They came in in groups. Twos, threes, fours, uncountable….point hopefully made. Occasionally I’d spot the lone fellow. The one with hopes of making great friends as the days went by. I knew he/she would be fine. There was nothing to be done here but make friends and err…get infected but u didn’t hear that from me.
“By their attitude you shall know them”
Yes! They were all here. The ones who were grateful ’cause this was an upgrade from their daily life, the ones who were pissed off ’cause they were gonna be spending the next few weeks of their life in this dump, the ones who really couldn’t be bothered and the ones who although this was an upgrade acted like they’d seen better. The insecure like I like to call em. O well…..I welcomed them all. It was always exciting when they came.
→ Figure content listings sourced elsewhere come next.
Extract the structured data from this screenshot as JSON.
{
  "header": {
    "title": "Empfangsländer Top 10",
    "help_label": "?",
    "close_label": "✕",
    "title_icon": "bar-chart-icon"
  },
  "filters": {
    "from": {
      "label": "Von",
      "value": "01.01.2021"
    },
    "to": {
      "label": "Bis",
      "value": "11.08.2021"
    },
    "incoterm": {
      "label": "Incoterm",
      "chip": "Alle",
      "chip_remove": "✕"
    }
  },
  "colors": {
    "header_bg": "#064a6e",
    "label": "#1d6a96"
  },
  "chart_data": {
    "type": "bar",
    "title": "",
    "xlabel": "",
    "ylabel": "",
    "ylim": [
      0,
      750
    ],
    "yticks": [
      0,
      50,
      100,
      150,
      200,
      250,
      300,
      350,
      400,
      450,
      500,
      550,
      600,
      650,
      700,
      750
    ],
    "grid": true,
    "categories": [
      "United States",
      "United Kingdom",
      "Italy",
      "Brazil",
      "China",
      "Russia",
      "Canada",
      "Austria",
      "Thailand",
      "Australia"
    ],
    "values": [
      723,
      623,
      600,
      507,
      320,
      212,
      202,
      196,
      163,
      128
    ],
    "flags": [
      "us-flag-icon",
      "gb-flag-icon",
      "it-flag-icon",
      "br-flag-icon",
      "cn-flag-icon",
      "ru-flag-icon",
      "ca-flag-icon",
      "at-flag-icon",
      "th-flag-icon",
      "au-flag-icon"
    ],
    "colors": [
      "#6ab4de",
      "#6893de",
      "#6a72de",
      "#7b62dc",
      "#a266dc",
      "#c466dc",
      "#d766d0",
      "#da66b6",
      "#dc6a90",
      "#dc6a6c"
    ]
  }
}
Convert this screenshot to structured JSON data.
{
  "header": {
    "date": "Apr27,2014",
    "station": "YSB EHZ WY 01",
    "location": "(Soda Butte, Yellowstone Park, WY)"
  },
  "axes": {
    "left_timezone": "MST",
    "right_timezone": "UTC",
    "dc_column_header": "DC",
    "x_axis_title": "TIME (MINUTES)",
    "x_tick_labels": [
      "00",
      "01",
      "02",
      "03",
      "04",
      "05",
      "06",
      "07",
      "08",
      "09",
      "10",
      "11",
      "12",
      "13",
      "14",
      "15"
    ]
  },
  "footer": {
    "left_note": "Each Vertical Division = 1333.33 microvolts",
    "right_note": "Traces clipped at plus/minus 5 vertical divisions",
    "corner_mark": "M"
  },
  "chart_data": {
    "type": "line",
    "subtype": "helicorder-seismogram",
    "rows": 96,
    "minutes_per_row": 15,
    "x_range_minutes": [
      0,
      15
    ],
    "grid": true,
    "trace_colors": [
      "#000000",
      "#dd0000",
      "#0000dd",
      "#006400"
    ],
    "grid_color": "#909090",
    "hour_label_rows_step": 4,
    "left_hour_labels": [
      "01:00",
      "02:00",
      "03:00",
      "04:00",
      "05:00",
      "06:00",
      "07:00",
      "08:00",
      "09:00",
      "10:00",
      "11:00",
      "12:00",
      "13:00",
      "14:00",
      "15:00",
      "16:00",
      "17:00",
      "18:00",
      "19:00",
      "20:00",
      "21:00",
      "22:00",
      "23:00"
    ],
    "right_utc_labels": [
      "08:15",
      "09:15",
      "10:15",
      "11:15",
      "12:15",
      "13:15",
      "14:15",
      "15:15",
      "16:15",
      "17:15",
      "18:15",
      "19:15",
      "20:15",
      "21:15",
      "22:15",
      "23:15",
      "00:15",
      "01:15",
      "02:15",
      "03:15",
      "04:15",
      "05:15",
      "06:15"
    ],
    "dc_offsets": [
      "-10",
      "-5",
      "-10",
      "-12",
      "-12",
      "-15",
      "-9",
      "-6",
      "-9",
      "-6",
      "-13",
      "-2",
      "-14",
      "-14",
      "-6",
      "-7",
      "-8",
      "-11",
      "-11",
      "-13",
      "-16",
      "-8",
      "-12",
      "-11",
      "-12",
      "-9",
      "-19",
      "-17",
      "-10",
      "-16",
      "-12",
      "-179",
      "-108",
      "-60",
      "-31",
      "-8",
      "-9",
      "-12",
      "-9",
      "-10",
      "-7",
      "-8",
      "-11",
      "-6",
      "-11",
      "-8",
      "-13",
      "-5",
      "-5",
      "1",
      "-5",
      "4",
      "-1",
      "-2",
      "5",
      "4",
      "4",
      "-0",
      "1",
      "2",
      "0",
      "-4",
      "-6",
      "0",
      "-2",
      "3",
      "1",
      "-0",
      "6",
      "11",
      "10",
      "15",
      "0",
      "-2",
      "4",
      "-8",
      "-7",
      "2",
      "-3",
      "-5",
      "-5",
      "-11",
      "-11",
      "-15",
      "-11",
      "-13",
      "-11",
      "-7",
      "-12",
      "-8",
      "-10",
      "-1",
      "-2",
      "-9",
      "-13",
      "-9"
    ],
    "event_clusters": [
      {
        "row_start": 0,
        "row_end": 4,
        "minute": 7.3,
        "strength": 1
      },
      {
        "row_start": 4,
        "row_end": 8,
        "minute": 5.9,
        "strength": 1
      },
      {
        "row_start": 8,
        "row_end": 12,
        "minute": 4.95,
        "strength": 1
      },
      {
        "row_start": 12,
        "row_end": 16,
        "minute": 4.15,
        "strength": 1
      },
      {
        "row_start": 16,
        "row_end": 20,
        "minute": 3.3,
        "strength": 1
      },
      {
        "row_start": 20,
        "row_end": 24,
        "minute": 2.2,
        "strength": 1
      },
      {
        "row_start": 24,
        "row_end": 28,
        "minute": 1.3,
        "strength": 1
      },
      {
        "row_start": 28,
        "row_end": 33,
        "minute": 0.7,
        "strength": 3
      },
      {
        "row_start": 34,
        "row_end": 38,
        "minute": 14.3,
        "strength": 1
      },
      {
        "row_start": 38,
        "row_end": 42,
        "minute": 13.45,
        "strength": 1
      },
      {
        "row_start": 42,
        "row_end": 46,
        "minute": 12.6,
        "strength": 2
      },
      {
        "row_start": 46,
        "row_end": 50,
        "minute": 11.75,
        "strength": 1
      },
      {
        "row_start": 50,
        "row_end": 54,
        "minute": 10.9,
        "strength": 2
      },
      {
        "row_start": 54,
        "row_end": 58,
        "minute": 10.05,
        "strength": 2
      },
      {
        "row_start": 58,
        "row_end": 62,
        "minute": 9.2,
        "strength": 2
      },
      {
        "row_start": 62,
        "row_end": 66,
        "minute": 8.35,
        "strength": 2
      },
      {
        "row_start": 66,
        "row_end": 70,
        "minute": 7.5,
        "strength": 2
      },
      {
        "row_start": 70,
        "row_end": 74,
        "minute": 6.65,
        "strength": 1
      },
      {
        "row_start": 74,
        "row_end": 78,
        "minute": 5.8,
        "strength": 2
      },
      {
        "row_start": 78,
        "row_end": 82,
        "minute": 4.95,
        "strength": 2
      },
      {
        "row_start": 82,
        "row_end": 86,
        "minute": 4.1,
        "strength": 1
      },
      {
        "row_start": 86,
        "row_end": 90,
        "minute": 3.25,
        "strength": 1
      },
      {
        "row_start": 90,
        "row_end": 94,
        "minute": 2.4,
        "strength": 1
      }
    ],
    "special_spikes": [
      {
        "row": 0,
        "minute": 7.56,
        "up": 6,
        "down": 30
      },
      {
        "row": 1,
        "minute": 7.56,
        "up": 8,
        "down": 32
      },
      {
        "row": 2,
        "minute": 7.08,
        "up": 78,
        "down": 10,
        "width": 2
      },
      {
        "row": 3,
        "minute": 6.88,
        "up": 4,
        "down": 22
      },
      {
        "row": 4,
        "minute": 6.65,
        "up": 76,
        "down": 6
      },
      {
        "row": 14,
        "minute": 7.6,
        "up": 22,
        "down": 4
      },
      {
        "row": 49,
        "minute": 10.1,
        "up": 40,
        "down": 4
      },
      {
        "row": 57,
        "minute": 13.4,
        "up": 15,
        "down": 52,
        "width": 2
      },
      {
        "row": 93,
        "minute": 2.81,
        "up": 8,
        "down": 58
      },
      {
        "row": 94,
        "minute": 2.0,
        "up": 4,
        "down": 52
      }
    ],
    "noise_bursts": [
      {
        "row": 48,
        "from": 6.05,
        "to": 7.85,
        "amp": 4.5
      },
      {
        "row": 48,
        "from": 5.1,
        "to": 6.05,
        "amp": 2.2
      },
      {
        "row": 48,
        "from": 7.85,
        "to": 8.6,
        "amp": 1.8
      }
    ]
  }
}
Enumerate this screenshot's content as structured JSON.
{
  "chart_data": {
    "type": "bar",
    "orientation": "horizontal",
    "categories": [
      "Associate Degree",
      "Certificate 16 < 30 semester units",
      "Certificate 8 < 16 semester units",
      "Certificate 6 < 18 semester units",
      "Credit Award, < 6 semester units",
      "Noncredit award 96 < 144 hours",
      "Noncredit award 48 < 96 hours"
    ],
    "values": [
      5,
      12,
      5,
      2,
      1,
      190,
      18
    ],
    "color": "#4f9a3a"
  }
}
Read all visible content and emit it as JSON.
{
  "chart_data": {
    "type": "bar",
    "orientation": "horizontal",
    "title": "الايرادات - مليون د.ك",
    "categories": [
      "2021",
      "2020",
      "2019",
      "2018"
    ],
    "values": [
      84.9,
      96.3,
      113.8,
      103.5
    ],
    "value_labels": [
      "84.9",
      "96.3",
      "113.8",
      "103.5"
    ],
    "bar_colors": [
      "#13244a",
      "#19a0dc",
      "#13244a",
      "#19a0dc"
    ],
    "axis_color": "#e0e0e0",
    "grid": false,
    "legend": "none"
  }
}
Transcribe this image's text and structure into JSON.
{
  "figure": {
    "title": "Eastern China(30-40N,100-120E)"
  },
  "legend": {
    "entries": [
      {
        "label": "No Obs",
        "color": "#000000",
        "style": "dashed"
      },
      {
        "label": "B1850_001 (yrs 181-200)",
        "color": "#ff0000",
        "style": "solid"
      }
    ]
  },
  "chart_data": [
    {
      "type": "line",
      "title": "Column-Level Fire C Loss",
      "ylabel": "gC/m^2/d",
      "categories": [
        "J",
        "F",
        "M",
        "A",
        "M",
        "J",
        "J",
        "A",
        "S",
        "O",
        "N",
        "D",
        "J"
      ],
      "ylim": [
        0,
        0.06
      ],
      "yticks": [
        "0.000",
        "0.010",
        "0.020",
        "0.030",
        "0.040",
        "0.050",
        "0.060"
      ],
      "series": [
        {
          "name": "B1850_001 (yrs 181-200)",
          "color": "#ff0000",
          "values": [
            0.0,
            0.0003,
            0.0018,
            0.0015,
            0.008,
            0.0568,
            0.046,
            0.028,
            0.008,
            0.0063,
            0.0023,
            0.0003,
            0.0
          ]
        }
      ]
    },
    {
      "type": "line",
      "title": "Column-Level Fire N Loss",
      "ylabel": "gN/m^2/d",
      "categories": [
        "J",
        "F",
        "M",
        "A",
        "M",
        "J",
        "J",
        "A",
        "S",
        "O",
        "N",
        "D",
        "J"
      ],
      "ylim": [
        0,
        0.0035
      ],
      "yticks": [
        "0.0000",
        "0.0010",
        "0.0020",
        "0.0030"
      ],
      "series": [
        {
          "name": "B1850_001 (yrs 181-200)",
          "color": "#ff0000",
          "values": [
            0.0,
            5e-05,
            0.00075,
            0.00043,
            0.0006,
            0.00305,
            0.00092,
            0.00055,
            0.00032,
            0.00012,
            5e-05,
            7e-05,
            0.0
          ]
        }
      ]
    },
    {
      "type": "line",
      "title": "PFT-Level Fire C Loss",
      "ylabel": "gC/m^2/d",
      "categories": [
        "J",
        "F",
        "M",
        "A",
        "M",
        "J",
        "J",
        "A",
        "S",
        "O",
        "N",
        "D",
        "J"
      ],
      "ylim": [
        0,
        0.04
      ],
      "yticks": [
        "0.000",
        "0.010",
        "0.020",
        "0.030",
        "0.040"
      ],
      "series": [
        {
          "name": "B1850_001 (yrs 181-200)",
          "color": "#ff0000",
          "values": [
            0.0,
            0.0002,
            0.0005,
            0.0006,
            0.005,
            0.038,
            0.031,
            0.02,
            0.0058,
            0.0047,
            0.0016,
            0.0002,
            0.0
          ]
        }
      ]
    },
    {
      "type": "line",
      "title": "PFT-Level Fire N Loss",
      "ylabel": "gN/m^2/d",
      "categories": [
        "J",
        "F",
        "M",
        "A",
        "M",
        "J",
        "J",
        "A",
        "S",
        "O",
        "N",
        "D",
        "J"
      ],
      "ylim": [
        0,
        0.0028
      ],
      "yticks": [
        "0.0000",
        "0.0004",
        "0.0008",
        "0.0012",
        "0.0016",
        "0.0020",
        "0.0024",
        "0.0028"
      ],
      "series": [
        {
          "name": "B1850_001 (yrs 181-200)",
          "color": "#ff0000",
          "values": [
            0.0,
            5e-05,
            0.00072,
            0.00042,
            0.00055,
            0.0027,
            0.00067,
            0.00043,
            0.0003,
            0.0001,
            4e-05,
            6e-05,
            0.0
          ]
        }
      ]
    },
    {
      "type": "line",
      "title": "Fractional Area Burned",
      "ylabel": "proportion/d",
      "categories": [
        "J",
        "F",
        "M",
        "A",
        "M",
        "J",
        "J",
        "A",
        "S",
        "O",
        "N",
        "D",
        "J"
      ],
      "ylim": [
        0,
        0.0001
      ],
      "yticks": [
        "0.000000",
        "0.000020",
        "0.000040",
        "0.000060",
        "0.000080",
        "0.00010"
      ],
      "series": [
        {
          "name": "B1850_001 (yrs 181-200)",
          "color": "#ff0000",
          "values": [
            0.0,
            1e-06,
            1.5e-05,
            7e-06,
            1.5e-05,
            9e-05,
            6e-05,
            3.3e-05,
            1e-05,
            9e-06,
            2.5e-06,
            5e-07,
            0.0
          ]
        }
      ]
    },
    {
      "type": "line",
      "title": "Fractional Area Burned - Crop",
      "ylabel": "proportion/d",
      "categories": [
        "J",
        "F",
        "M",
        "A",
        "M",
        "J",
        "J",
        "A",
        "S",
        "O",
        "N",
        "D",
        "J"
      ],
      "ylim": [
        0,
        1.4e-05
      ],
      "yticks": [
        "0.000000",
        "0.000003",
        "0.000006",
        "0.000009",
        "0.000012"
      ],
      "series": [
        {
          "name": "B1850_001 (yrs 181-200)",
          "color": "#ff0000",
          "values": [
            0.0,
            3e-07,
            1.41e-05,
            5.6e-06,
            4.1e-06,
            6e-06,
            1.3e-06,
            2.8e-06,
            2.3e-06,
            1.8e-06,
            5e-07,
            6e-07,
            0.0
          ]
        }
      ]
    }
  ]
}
A massive change from my otherwise lazy existence. I fancied myself quite the observer and observe this strange species I did.
The first day was always the rowdiest. They were all over the place. Filling forms, talking, talking, did I say talking?? Shouting. They never shut up. Occasionally I’d spot a quiet one but he/she was always typing on one device or the other. Twaz a miracle they never fell into the ever present ditches. look where you’re going dumbo. what a sight. They formed queues all over the place. Shoving always. Such dis-orderliness. As night grew nigh the old queues lessened and new queues were formed. Did the shoving lessen? Nope! get him in the stomach champ!!. They never listened to me. Shoving without violence is just so bleh! There was obviously nothing to see there. I wandered off to find that sexy broad that’d been shaking her tushy for me earlier in the day.
*kpa kpa kpa kpa WAKE UP *whistles* kpa kpa kpa kpa I SAY WAKE UP THERE *more whistles**
I watched as they all scampered. Jumping from bunks, the early bathers running towards their rooms buckets in hot pursuit, dressing in their “pristine” whites. I hadn’t observed em yesterday ’cause of err….more pressing matters *wink* but I’d gotten a closer look at their living quarters. Can someone give me an ewwwwww please? I can’t be paid enough to live there. They did everything outside. Take a dump, urinate, bath…..n they claimed to be so different from me. Kpisshhh!!! JOKERS!. Most of them fed from a market they referred to as maami. Yea I told you they were strange. There was no other market in the vicinity. Why didn’t they just call it market. I relieved myself in a bowl behind one of the “restaurants” in the market the other day and the lady used it to wash her spoons. yesss be a good girl and put the spoon in your mouth…there you go..taste my piss. Dumbo.
“ARE YOU MOTIVATED??” “MOTIVATED MOTIVATED MOTIVATED SIR!!”
“ARE YOU GOOD TO GO??” “GOOD TO GO GOOD TO GO GOOD TO GO SIR!!”
Why on earth would anyone wanna repeat the same thing thrice and with such loud voices. Cuckoo comes to mind. I’d lose it too if I were in their shoes. Their synchronised movements were quite beautiful to watch though…..that’s what got me in quite a bit of trouble….
They’d been to change and were now garbed in green khaki pants and white shirts that read NYSC. Ooo the caps were there too. They were arranged in a semi-circle and in groups all facing the podium and in the middle of the circle stood a lady. She yelled something and they all stamped. She yelled another and they stood at ease. She yelled another and they took off their caps. I do not recall moving towards the lady but before I knew it I had four men in uniform at my tail. Escaping was tricky mehn!! They were everywhere…. “get that goat off the field” was all I could hear. Who were they calling a goat? Dirty two legged creatures. I found a little opening between one of the groups and managed to make my exit but as I passed them I heard the word otondo. Best believe I’m going back tomorrow. What the hell is an otondo????